Suppose that there are only fitely many primes of the form $4k+1$, say $p_{1}, ..., p_{n}$, and consider $N =(p_{1} ...p_{n})^{2}+ 1$. $N>p_{i}$, for $1 ≤i≤n$, hence $N$ cannot be prime. Any number of the form $a^{2}+1 $ has, except possibly for the factor $2$, only prime factors of the form $4m+1$.Since division into $N$ by each prime factor of the form $4k+1$ leaves a remainder $1$, $N$ cannot be composite, a contradiction. Hence, the number of primes of the form $4k +1$ must be infinite.

Answer 6

A much simpler way to prove infinitely many primes of the form 4n+1.

Lets define N such that $N = 2^2(5*13*.....p_n)^2+1$ where $p_n$ is the largest prime of the form $4k+1$. Now notice that $N$ is in the form $4k+1$. $N$ is also not divisible by any primes of the form $4n+1$ (because k is a product of primes of the form $4n+1$).

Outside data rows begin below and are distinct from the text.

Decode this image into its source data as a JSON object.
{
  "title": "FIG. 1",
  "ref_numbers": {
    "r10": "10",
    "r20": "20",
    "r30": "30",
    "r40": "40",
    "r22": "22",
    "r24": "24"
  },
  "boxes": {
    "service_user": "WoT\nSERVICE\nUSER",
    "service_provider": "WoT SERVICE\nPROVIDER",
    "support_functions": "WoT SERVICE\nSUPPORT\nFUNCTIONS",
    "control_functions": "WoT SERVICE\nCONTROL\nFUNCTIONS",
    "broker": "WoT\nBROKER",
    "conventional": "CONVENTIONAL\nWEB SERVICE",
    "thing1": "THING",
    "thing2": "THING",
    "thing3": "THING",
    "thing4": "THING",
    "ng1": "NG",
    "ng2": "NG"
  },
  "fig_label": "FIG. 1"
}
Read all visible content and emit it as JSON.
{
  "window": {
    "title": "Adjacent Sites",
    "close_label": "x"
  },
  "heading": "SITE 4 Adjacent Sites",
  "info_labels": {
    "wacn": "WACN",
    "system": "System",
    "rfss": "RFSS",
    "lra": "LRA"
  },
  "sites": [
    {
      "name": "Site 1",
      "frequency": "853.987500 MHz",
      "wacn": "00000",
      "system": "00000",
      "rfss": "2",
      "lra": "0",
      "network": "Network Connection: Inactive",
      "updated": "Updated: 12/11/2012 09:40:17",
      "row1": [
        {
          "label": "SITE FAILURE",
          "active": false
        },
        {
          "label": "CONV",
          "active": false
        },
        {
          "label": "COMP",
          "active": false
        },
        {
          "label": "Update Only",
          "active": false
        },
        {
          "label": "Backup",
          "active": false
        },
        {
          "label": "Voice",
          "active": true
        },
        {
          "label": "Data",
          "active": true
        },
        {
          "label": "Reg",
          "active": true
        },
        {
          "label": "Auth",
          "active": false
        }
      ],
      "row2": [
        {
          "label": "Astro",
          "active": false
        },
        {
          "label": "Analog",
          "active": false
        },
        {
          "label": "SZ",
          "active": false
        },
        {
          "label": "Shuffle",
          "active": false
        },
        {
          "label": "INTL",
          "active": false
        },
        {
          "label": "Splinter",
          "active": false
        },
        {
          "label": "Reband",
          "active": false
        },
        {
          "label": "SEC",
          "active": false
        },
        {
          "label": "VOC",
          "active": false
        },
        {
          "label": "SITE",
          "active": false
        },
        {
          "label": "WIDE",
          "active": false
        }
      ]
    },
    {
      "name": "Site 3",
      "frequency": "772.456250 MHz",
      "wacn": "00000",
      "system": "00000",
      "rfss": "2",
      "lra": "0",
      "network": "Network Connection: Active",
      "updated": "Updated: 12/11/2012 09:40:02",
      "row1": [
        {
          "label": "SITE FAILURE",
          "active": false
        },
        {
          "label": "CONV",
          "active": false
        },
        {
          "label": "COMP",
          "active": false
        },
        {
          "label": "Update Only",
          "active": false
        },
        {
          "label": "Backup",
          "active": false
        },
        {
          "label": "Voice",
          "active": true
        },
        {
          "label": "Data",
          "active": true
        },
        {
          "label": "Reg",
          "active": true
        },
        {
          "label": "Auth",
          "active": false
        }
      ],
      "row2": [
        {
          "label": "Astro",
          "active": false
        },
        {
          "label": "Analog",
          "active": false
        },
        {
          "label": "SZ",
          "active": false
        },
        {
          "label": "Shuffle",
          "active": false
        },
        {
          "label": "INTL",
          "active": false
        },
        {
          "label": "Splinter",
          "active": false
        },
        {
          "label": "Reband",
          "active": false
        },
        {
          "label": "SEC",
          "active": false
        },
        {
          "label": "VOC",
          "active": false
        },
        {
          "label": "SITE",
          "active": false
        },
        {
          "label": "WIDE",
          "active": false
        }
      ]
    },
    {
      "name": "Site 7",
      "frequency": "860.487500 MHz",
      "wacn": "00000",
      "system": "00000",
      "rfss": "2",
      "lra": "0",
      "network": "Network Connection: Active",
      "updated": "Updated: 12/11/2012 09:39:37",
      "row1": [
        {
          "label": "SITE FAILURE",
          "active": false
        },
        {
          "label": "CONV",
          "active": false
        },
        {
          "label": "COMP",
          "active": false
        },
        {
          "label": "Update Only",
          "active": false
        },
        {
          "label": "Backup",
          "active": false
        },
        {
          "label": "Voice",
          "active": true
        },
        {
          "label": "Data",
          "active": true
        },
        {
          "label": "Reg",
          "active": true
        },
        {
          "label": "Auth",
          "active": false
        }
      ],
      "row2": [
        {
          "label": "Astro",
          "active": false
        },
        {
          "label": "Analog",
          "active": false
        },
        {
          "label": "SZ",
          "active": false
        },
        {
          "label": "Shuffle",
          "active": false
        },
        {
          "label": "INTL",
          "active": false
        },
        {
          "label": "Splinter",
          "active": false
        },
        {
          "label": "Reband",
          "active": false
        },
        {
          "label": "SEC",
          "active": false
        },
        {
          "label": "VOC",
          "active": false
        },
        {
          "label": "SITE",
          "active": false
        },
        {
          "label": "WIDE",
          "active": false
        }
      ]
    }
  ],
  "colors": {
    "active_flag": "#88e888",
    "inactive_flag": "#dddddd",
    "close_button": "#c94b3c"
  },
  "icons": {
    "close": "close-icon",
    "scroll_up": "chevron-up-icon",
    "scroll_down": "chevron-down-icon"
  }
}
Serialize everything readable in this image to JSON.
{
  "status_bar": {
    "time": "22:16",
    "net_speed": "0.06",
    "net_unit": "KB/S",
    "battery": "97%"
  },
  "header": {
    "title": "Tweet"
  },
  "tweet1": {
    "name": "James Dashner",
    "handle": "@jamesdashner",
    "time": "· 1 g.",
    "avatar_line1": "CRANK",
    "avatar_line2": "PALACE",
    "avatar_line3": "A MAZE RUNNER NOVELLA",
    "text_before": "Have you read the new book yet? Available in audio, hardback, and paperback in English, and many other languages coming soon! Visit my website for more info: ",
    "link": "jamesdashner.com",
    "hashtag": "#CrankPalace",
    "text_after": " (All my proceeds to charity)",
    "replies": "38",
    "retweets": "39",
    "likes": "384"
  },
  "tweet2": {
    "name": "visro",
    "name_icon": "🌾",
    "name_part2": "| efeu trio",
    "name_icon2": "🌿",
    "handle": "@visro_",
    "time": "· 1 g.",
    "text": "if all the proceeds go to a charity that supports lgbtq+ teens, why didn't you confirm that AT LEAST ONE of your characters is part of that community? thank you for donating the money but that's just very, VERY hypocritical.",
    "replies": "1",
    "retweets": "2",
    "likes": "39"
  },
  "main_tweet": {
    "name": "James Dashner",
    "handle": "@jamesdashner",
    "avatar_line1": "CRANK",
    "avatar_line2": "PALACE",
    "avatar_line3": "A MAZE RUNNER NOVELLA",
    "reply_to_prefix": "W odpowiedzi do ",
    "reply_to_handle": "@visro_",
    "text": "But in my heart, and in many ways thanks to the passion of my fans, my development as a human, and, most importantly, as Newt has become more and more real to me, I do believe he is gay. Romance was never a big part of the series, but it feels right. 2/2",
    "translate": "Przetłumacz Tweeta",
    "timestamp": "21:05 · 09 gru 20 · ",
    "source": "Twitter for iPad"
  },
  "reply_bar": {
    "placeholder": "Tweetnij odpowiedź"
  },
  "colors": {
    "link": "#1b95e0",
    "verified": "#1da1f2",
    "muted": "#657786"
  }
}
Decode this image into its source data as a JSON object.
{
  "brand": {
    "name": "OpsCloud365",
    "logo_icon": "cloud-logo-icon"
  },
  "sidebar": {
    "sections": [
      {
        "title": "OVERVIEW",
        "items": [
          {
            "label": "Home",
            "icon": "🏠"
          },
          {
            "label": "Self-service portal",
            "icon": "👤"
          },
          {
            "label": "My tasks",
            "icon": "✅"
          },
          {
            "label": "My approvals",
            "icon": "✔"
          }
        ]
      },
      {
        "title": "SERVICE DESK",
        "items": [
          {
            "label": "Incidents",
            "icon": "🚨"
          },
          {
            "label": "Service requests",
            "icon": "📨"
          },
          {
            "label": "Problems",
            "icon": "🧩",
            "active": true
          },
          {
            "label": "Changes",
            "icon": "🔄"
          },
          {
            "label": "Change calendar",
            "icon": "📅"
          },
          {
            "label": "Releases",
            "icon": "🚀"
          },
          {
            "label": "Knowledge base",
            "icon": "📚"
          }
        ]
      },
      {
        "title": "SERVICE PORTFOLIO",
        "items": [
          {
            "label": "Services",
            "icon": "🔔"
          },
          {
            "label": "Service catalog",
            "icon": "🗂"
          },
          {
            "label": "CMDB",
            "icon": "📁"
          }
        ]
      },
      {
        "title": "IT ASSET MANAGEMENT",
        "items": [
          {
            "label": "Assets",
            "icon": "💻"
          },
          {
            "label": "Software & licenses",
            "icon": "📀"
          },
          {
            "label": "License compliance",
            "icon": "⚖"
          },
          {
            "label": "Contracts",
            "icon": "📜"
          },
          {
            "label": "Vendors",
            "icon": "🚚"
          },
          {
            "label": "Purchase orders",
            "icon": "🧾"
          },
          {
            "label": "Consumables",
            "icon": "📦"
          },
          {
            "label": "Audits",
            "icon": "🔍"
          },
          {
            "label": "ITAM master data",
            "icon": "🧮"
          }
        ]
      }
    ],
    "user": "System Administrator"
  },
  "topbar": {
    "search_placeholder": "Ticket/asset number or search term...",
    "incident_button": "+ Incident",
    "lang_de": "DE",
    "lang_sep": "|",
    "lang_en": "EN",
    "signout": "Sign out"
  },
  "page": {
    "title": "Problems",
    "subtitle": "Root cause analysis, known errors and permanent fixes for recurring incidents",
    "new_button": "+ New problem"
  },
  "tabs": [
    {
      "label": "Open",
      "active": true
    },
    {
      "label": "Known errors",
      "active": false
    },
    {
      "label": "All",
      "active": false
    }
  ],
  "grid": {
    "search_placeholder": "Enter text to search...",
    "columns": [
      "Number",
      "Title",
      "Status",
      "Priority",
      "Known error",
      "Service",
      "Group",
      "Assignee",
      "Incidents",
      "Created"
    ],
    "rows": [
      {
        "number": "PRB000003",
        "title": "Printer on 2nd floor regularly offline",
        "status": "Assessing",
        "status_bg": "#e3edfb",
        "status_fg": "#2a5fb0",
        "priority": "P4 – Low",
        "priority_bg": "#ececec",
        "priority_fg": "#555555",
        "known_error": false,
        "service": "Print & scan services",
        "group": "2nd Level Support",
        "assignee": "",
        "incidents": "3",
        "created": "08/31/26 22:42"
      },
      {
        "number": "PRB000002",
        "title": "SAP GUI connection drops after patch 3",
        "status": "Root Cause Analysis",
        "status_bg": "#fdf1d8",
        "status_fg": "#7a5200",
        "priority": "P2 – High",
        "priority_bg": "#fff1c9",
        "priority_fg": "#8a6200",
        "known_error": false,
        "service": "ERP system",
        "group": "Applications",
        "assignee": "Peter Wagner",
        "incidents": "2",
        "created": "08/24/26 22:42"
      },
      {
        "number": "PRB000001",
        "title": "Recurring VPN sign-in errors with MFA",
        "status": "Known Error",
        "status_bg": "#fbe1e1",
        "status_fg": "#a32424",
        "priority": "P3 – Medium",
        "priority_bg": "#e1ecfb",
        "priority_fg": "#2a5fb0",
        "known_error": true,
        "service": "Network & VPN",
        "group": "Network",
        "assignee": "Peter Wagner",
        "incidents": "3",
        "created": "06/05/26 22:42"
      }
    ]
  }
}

Now it is also helpful to know that all primes can be written as either $4n+1$ or $4n-1$. This is a simple proof which is that every number is either $4n, 4n+1, 4n+2$ or $4n+3$. Thus all odd primes are of the form $4n+1$ or $4n+3$, the only prime ones. $4n+3$ can me written as $4n-1$ and thus all odd primes are of the form $4n+1$ or $4n-1$.

Now there is a theorem (we can prove this if needed) which says $$x^2\equiv-a^2\pmod p$$ then $p\equiv1\pmod4$ or that $4m+1=p$ where a and p are relatively prime

Now another way to state this theorem is that $x^2+a^2=pk$ for some integer k. Notice that our definition of $N$ is in the form of $x^2+a^2$ so it must equal $pk$ where $p\equiv1\pmod4$. Thus we have a contradiction and $p_n$ cannot be a largest prime of the form $4n+1$.

Answer 7

Actually there is an even more elegant proof that shows that this holds true for all primes>2:

∀ primes,p ∈P & p>2,∃ k∈Q| k=(p-1)/4 or k= (p+1)/4

Proof: By definition every 4th integer, k ≥ 4, must have 2^2 (2 squared) as a factor. This means that every other even integer > 2 must have 2^2 as a factor.

For all primes p>2, the prime itself is odd and therefore p-1 and p+1 are both even.

Since p-1 and p+1 represent consecutive even integers, one and only one of them must have 2^2 as factors and thus (p±1)/4 is an integer. ∎

This applies to all primes greater than 2.